“Christmas” Trees vs. “Holiday” Trees

By Christina Spires '16

On Oct. 22, 2015, Starbucks revealed its new holiday cup. While other cups have been red, this year’s differs in the sense that it is only red, without designs or the words “Merry Christmas.” After the release of this year’s cup, Starbucks came under harsh scrutiny when customers claimed that design was, as NBC describes it, part of a “War on Christmas” and the Christian religion.

The City Manager in Eugene, Ore. in 2000 believed that Christmas trees could not be put on state property, given that the government is not supposed to endorse any particular religion. Instances such as this began to arise in recent years as cities began to rename their trees “giving trees” and “holiday trees” to become more inclusive. Following suit, hardware retailer Lowe’s began calling their trees “family trees.”

The annual Tree Lighting at the White House. (Photo: The White House)

The annual Tree Lighting at the White House. (Photo: The White House)

This shift is also followed by many different reactions. The late Cardinal Francis George expressed to the Huffington Post that “the Christmas tree doesn’t even have religious origins so it doesn’t make much difference” that the name is being changed. He continues, saying that referring to them as “Christmas Trees” is “not inclusive, it’s exclusive.”

Despite calm reactions from understanding religious leaders, there has been an uproar within Christian communities, demanding trees be referred to their “original” names. The Los Angeles Times reported that during a tree-lighting ceremony in Rhode Island, “protesters drowned out a children’s choral performance by belting out ‘O Christmas Tree’ as the youngsters were singing another song,” making this the second year in a row that this community event became a “disrespectful gathering.”

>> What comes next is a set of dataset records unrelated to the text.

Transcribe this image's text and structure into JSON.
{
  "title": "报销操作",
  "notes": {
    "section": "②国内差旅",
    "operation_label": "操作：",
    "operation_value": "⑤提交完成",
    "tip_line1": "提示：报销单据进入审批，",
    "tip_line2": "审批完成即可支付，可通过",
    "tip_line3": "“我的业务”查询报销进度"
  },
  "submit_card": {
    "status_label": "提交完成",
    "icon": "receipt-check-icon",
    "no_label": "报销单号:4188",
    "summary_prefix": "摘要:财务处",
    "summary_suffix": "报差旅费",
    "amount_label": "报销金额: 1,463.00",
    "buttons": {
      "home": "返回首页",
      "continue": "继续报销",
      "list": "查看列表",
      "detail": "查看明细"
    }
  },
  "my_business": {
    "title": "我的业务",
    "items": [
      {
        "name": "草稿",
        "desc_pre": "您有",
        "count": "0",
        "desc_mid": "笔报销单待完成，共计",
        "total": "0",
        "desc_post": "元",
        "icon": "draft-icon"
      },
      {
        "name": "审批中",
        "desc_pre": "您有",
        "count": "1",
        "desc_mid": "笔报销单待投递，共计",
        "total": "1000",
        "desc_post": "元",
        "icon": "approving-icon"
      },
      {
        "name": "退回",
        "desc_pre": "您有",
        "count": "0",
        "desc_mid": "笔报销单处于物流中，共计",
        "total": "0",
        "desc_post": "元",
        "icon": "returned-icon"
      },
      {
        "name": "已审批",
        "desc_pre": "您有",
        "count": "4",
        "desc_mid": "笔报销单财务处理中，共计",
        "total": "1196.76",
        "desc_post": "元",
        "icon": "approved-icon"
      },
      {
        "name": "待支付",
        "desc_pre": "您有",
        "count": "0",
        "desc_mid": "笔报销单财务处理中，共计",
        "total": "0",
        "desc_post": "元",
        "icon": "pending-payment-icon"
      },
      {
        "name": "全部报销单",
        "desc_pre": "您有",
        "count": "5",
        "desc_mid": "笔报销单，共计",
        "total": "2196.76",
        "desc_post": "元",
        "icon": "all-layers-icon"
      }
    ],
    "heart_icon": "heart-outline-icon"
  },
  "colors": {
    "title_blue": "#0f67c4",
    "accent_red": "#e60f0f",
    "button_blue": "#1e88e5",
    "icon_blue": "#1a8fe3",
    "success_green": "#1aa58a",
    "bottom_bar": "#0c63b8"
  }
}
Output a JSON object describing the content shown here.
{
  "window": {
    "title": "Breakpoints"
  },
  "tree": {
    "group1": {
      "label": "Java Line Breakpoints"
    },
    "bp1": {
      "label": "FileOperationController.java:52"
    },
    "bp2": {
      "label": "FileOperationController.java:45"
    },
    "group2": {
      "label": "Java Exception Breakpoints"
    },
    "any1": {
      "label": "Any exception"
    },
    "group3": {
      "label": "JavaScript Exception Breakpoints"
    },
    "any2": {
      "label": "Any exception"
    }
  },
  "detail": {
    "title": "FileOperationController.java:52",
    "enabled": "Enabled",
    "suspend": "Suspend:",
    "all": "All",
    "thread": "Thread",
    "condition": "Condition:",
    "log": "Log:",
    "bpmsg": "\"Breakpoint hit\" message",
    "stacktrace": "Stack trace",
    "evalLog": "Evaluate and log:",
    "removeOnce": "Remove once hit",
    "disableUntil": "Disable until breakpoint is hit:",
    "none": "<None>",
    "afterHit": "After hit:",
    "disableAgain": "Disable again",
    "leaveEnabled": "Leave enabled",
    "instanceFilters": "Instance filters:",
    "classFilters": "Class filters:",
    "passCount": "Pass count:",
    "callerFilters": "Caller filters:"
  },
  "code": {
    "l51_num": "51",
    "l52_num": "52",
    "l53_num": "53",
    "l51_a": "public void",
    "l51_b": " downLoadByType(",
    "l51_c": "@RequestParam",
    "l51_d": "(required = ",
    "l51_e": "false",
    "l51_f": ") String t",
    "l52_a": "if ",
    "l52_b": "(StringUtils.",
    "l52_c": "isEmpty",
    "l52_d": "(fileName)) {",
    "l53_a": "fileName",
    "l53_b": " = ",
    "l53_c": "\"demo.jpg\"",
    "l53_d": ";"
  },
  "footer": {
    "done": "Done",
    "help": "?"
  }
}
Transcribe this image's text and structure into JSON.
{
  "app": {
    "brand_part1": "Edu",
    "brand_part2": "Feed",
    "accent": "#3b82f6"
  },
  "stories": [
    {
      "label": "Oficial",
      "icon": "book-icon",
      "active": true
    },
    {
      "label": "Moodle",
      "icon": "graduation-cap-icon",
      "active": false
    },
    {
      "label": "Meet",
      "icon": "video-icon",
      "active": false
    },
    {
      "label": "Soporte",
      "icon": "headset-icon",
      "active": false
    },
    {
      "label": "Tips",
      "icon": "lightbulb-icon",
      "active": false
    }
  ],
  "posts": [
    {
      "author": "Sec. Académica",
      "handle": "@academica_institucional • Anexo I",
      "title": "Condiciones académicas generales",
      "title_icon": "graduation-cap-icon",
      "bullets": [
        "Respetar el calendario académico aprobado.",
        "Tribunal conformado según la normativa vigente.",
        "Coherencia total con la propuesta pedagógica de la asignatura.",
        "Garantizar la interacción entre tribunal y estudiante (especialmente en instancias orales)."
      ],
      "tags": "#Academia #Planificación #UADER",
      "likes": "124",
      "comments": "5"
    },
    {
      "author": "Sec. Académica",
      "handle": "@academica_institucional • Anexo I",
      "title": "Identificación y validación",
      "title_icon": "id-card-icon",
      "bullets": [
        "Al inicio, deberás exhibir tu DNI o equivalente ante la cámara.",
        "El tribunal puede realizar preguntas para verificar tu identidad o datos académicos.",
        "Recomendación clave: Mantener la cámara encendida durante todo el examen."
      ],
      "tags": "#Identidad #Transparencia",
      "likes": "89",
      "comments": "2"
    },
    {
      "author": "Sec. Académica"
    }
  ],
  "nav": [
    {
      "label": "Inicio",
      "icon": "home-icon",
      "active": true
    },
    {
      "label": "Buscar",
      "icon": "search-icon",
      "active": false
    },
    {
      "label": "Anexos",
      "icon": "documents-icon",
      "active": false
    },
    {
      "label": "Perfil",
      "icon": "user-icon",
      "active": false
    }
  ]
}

Although there is a spectrum of emotions surrounding this controversy, there is one thing that Christians and non-Christians alike can agree on: having these seasonal trees around is nice. The Atlantic describes the presence of these trees as “cheery,” and as a “reminder of peace and good will,” which is important to keep in mind as this season is one of togetherness and celebration, regardless of religious affiliation.